The Guerilla Poetics Project was a marketing strategy to bring underground poetry to the mainstream by placing broadsides in selected books. From 2006-2008 selected poems of more than 50 poets reached new, unsuspecting audiences in this manner. How the Bar None Group came to stumble upon a broadside at a bookstore in University Village in Chicago in 2015 is somewhat surprising.
Curiously — and probably by happenstance — the broadside which spoke of morning was placed next to a Ginsberg poem which spoke of the evening. Reading the two pieces of poetry together seemed like the proper thing to do...like watching The Wizard of Oz while listening to Pink Floyd. You end up with an inter-generational poetic mash up. One that I am sure Ginsberg would be keen to explore himself.
A shy and quiet mourning
the front porch
sits a pastel
in the cool
Allow my soul's most gentle piteous tears
to gift you with the terror of tenderness.

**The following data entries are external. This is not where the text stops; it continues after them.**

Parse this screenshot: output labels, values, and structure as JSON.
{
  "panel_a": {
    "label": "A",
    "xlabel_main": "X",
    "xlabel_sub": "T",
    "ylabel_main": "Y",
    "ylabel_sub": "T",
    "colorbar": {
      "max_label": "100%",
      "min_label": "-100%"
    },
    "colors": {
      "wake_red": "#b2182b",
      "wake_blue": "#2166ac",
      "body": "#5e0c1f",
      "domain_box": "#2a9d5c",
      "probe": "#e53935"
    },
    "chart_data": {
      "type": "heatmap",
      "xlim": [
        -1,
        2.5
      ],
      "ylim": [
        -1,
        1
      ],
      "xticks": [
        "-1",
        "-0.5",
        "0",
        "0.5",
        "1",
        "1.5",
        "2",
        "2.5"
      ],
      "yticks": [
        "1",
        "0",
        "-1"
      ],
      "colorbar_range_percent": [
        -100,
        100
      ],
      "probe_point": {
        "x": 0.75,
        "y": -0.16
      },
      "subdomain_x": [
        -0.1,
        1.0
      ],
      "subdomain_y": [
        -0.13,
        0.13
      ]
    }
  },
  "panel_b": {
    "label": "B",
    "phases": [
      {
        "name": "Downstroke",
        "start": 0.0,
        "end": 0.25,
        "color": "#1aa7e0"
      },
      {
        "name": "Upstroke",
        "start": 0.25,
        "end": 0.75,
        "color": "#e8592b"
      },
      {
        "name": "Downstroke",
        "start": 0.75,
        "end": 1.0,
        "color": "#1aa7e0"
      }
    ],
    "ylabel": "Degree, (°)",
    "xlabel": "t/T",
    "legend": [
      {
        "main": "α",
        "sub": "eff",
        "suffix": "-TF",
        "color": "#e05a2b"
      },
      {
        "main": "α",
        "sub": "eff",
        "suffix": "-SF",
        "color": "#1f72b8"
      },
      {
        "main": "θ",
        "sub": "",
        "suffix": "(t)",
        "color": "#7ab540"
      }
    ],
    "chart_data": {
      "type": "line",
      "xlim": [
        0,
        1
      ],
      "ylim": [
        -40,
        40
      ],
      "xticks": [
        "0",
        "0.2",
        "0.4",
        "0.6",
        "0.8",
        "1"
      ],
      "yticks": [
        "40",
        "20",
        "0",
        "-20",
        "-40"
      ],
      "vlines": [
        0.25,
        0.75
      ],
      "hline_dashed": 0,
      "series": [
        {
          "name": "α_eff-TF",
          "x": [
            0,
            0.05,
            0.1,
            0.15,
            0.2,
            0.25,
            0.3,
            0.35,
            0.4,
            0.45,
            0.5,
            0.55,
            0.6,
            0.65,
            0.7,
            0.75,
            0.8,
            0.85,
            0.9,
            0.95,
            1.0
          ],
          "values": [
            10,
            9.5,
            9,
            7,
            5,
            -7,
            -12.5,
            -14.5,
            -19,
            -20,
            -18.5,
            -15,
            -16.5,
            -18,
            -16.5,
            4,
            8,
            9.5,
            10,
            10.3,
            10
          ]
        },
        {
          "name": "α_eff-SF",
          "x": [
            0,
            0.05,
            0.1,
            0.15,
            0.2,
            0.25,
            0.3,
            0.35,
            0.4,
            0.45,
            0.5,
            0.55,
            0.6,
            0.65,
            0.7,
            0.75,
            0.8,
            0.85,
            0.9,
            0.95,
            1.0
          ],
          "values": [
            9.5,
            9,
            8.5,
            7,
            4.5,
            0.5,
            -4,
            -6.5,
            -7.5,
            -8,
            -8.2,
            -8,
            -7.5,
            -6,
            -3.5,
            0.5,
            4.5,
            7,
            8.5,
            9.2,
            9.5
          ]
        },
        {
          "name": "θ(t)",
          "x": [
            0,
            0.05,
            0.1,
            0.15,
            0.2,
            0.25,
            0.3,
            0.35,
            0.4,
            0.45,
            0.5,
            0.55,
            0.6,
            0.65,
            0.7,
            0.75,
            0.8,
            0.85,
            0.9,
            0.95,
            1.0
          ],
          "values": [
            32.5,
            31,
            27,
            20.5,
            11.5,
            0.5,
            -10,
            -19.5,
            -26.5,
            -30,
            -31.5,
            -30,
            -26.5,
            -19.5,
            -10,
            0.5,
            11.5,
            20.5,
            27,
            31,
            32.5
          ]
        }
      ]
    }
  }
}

Remember loss and individual years
that edged us into silent separateness.
Remember autumn, saddest of the seasons;
remember time, remember tragedies and places
of the past dark streets, forgotten reasons
for dying or creating; then, the faces,
that each by each will turn to us and speak,
to gaze at us with flowers in their eyes,
till each becomes a lover we must seek,
and fading into loveliness, each dies.
Shadows languish gently in my sight:
disconsolate visions in the street at night.
Allen Ginsberg wrote A Nightsong in August 1945 while enrolled at the Maritime Service Training Station in Sheepshead Bay, Brooklyn. He had been confined to the base hospital with "pneumonia in my chest for the past few weeks." In July, Ginsberg wrote a letter to Jack Kerouac stating his intentions to return to Columbia University where they had first met as students. A Nightsong last appeared in The Book of Martyrdom and Artifice. Published in 2006.
Since 2007, A shy and quiet mourning — distributed through the Secret Operatives of the Guerilla Poetics Project — has been found in: a copy of Kerouac's The Dharma Bums in Shreveport, Louisiana; Bukowski's New Poems (4) in Belfast, Ireland; Neruda's Collected Poems in Las Cruces, New Mexico and; in a "forgotten book" in Florence, Italy.
It's author — C. Allen Rearick — who hails from Cleveland still has the tagline, "He is neither tall, dark, nor handsome" on his latest career path as a photographer.